Random is not a coin toss. With enough information, including the size of the coin, the amount of force in the toss, the local atmosphere, which side starts up, and a big enough computer, its likely you can better your odds from 50/50.
In research a random sample is critical, and always a source of critical pleasure for the irate reviewer. What does random mean? It means that every individual (be it organism, gene, or aliquot) in the population from which you are sampling has an equal chance of being selected. Uh.. come again? what does that mean?
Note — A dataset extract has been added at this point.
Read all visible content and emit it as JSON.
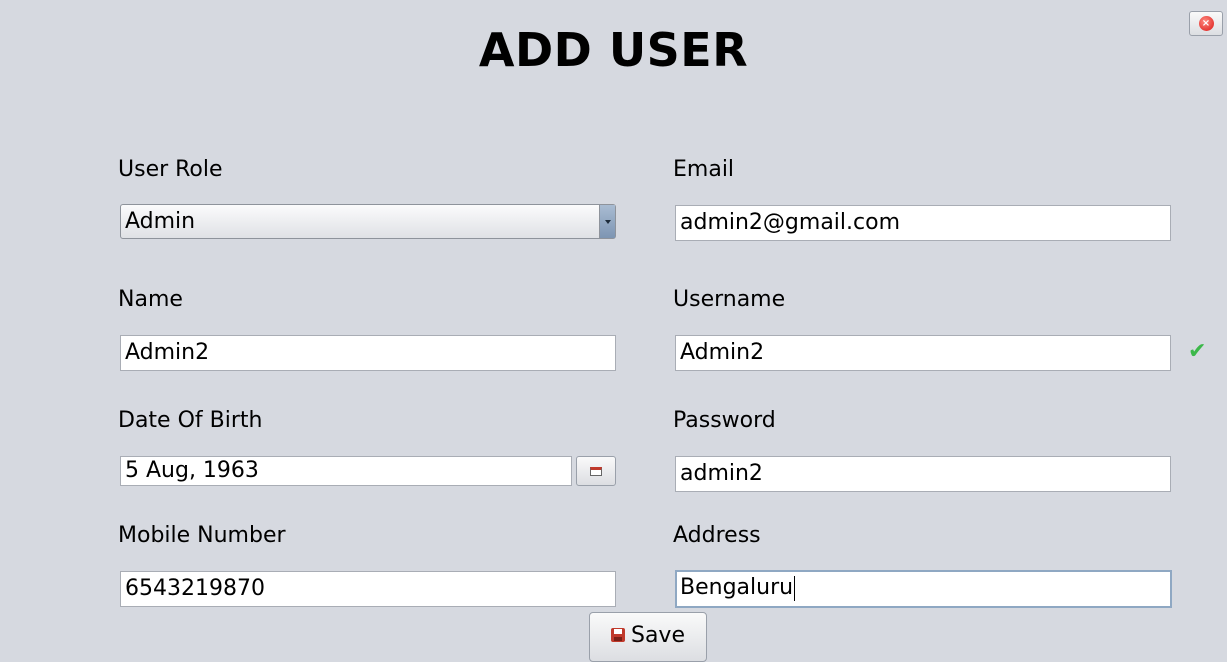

So what is a population. In ecology it means something different from stats. In ecology it is a local group of organisms. In data analysis is the hypothetical, unknowable, infinite set of all possible things that you are interested in. So, you are curing cancer, your population includes not just everyone right now who meets your criteria, but also all the people who will get cancer in the future who might be helped by your cure. Well, that pretty much blows the concept of random out of water or the room or whatever.
The sample is what you take from the population. Every member of your sample comes from your population, whether you are doing molecular genetics and extracting Dr. O. Sophila’s DNA or population genetics and taking his offspring. Usually, as we are happy with a coin toss, we are not so worried that we are not sampling individuals in the future. But what constitutes random sampling is a real problem. Bias, increasing the probability that some members are more likely to be selected than others, can be, but doesn’t have to be, a problem.
When is not a problem? When you can demonstrate (ah-ha, tricky) that the bias in your sample has nothing to do with the question at hand. Simple example: if you are studying wasp stinger length and wasps come in two colors, red and gold. If you can show that color is not correlate with length, then the fact that you get more reds than golds isn’t a problem.